For centuries the Dakota Nation lived in this village on the shoreline of Ogechie Lake and a handful of others along the "Rum River" or Wakpa Wakan (Spirit River), the waterway that runs from Lake Mille Lacs (Mde Wakan, Spirit Lake) to the Mississippi River. In 1745, they were driven into the Minnesota and Mississippi river valleys by Anishinabe tribes invading from the east with French firearms. Thomas is one voice in a growing chorus of indigenous cultural leaders who agree that the reclamation of traditional lands is crucial to solving the Dakota mental health crisis due to the brutality of their historic treatment.

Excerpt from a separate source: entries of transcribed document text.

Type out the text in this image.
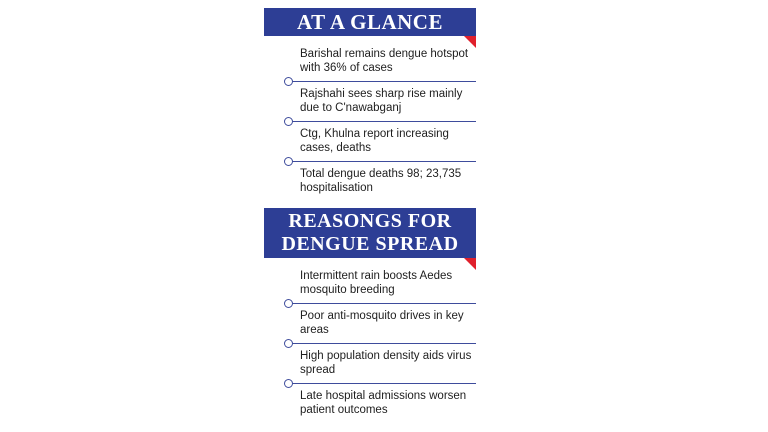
AT A GLANCE
Barishal remains dengue hotspot with 36% of cases
Rajshahi sees sharp rise mainly due to C'nawabganj
Ctg, Khulna report increasing cases, deaths
Total dengue deaths 98; 23,735 hospitalisation
REASONGS FOR
DENGUE SPREAD
Intermittent rain boosts Aedes mosquito breeding
Poor anti-mosquito drives in key areas
High population density aids virus spread
Late hospital admissions worsen patient outcomes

Thomas said, When I go home to Santee, "I will tell the relatives that everything we seek for healing—the herbs, the medicines and the stones—are still there in Minnesota, and we must return to them. I will tell them to remember that all of Minnesota is Dakota land. Even though they took it from us, one day we will have it back. One day it will be ours again, when the time is right."

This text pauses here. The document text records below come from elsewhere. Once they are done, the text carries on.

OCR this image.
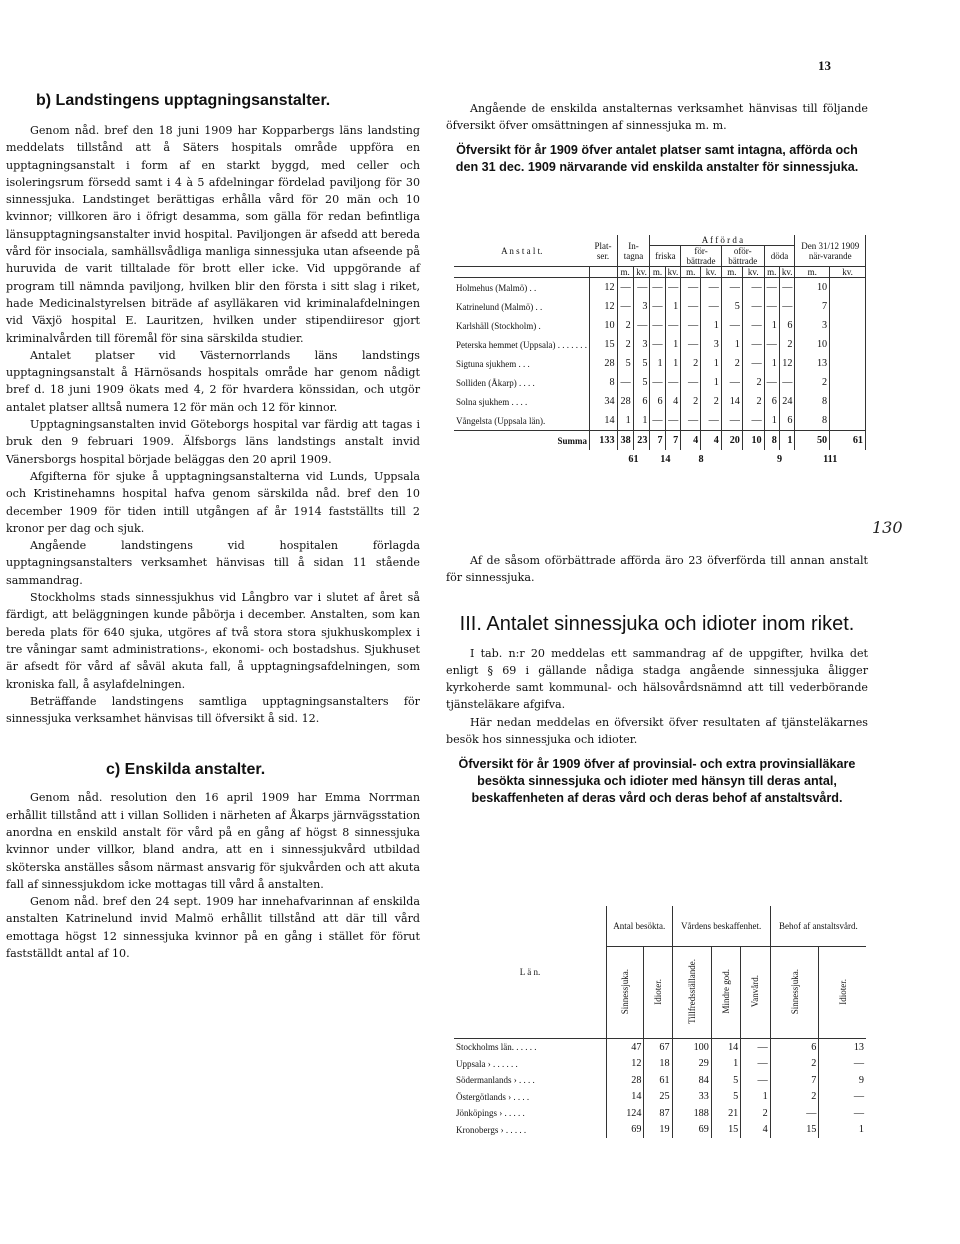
13
b) Landstingens upptagningsanstalter.

Genom nåd. bref den 18 juni 1909 har Kopparbergs läns landsting meddelats tillstånd att å Säters hospitals område uppföra en upptagningsanstalt i form af en starkt byggd, med celler och isoleringsrum försedd samt i 4 à 5 afdelningar fördelad paviljong för 30 sinnessjuka. Landstinget berättigas erhålla vård för 20 män och 10 kvinnor; villkoren äro i öfrigt desamma, som gälla för redan befintliga länsupptagningsanstalter invid hospital. Paviljongen är afsedd att bereda vård för insociala, samhällsvådliga manliga sinnessjuka utan afseende på huruvida de varit tilltalade för brott eller icke. Vid uppgörande af program till nämnda paviljong, hvilken blir den första i sitt slag i riket, hade Medicinalstyrelsen biträde af asylläkaren vid kriminalafdelningen vid Växjö hospital E. Lauritzen, hvilken under stipendiiresor gjort kriminalvården till föremål för sina särskilda studier.

Antalet platser vid Västernorrlands läns landstings upptagningsanstalt å Härnösands hospitals område har genom nådigt bref d. 18 juni 1909 ökats med 4, 2 för hvardera könssidan, och utgör antalet platser alltså numera 12 för män och 12 för kinnor.

Upptagningsanstalten invid Göteborgs hospital var färdig att tagas i bruk den 9 februari 1909. Älfsborgs läns landstings anstalt invid Vänersborgs hospital började beläggas den 20 april 1909.

Afgifterna för sjuke å upptagningsanstalterna vid Lunds, Uppsala och Kristinehamns hospital hafva genom särskilda nåd. bref den 10 december 1909 för tiden intill utgången af år 1914 fastställts till 2 kronor per dag och sjuk.

Angående landstingens vid hospitalen förlagda upptagningsanstalters verksamhet hänvisas till å sidan 11 stående sammandrag.

Stockholms stads sinnessjukhus vid Långbro var i slutet af året så färdigt, att beläggningen kunde påbörja i december. Anstalten, som kan bereda plats för 640 sjuka, utgöres af två stora stora sjukhuskomplex i tre våningar samt administrations-, ekonomi- och bostadshus. Sjukhuset är afsedt för vård af såväl akuta fall, å upptagningsafdelningen, som kroniska fall, å asylafdelningen.

Beträffande landstingens samtliga upptagningsanstalters för sinnessjuka verksamhet hänvisas till öfversikt å sid. 12.

c) Enskilda anstalter.

Genom nåd. resolution den 16 april 1909 har Emma Norrman erhållit tillstånd att i villan Solliden i närheten af Åkarps järnvägsstation anordna en enskild anstalt för vård på en gång af högst 8 sinnessjuka kvinnor under villkor, bland andra, att en i sinnessjukvård utbildad sköterska anställes såsom närmast ansvarig för sjukvården och att akuta fall af sinnessjukdom icke mottagas till vård å anstalten.

Genom nåd. bref den 24 sept. 1909 har innehafvarinnan af enskilda anstalten Katrinelund invid Malmö erhållit tillstånd att där till vård emottaga högst 12 sinnessjuka kvinnor på en gång i stället för förut fastställdt antal af 10.

Angående de enskilda anstalternas verksamhet hänvisas till följande öfversikt öfver omsättningen af sinnessjuka m. m.

Öfversikt för år 1909 öfver antalet platser samt intagna, afförda och den 31 dec. 1909 närvarande vid enskilda anstalter för sinnessjuka.

A n s t a l t.	Plat-ser.	In-tagna		A f f ö r d a								Den 31/12 1909 när-varande	
				friska		för-bättrade		oför-bättrade		döda			
		m.	kv.	m.	kv.	m.	kv.	m.	kv.	m.	kv.	m.	kv.
Holmehus (Malmö) . .	12	—	—	—	—	—	—	—	—	—	—	10	
Katrinelund (Malmö) . .	12	—	3	—	1	—	—	5	—	—	—	7	
Karlshäll (Stockholm) .	10	2	—	—	—	—	1	—	—	1	6	3	
Peterska hemmet (Uppsala) . . . . . . .	15	2	3	—	1	—	3	1	—	—	2	10	
Sigtuna sjukhem . . .	28	5	5	1	1	2	1	2	—	1	12	13	
Solliden (Åkarp) . . . .	8	—	5	—	—	—	1	—	2	—	—	2	
Solna sjukhem . . . .	34	28	6	6	4	2	2	14	2	6	24	8	
Vångelsta (Uppsala län).	14	1	1	—	—	—	—	—	—	1	6	8	
Summa	133	38	23	7	7	4	4	20	10	8	1	50	61
		61		14		8				9		111	
130

Af de såsom oförbättrade afförda äro 23 öfverförda till annan anstalt för sinnessjuka.

III. Antalet sinnessjuka och idioter inom riket.

I tab. n:r 20 meddelas ett sammandrag af de uppgifter, hvilka det enligt § 69 i gällande nådiga stadga angående sinnessjuka åligger kyrkoherde samt kommunal- och hälsovårdsnämnd att till vederbörande tjänsteläkare afgifva.

Här nedan meddelas en öfversikt öfver resultaten af tjänsteläkarnes besök hos sinnessjuka och idioter.

Öfversikt för år 1909 öfver af provinsial- och extra provinsialläkare besökta sinnessjuka och idioter med hänsyn till deras antal, beskaffenheten af deras vård och deras behof af anstaltsvård.

L ä n.	Antal besökta.		Vårdens beskaffenhet.			Behof af anstaltsvård.	
	Sinnessjuka.	Idioter.	Tillfredsställande.	Mindre god.	Vanvård.	Sinnessjuka.	Idioter.
Stockholms län. . . . . .	47	67	100	14	—	6	13
Uppsala › . . . . . .	12	18	29	1	—	2	—
Södermanlands › . . . .	28	61	84	5	—	7	9
Östergötlands › . . . .	14	25	33	5	1	2	—
Jönköpings › . . . . .	124	87	188	21	2	—	—
Kronobergs › . . . . .	69	19	69	15	4	15	1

Valerie Larson, the Urban American Indian Health Coordinator for the Office of Minority and Multicultural Health, says: "The Dakota people, due to the brutality of their historic treatment, are afflicted with a sort of collective post-traumatic stress disorder." The only solution, she says, "is a return to traditional ways of being, which can only occur by reclaiming the land upon which the people once thrived."

Then, in 1863, the Dakota were forcibly removed again after a bloody five-week conflict known as the Dakota Uprising, a tragic chapter of Dakota history from which the nation has yet to recover. Today the descendants of the expelled tribes live primarily on two reservations: the Nebraska location and the Crow Creek Reservation in South Dakota. The Dakota who live on tribal lands in Minnesota are largely descended from "friendlies"—a small group of Dakota families who, following the U.S.-Dakota war, were deemed non-threatening and allowed to return. They established four tiny reservations that represent a very small fraction of their former Minnesota land.

LeMoine LaPointe, director of the Twin Cities Healthy Nations Program at the Minneapolis American Indian Center, has been at work to do exactly what Larson is calling for: reclaiming their lands, waterways, health and culture through what LaPointe calls "indigenous health expeditions." A Dakota youth canoe expedition departed from the mouth Wakpa Wakan, on June 24, 2008. LaPointe said, "The Wakapa Wakan is an important spiritual and cultural artery to the Dakota who, until 1745, lived at Lake Mille Lacs and considered it the center of their world. These young people are taking the initiative to scout the length of the river in order for their tribe to become familiar with it, and in so doing, reclaim their tribal legacy."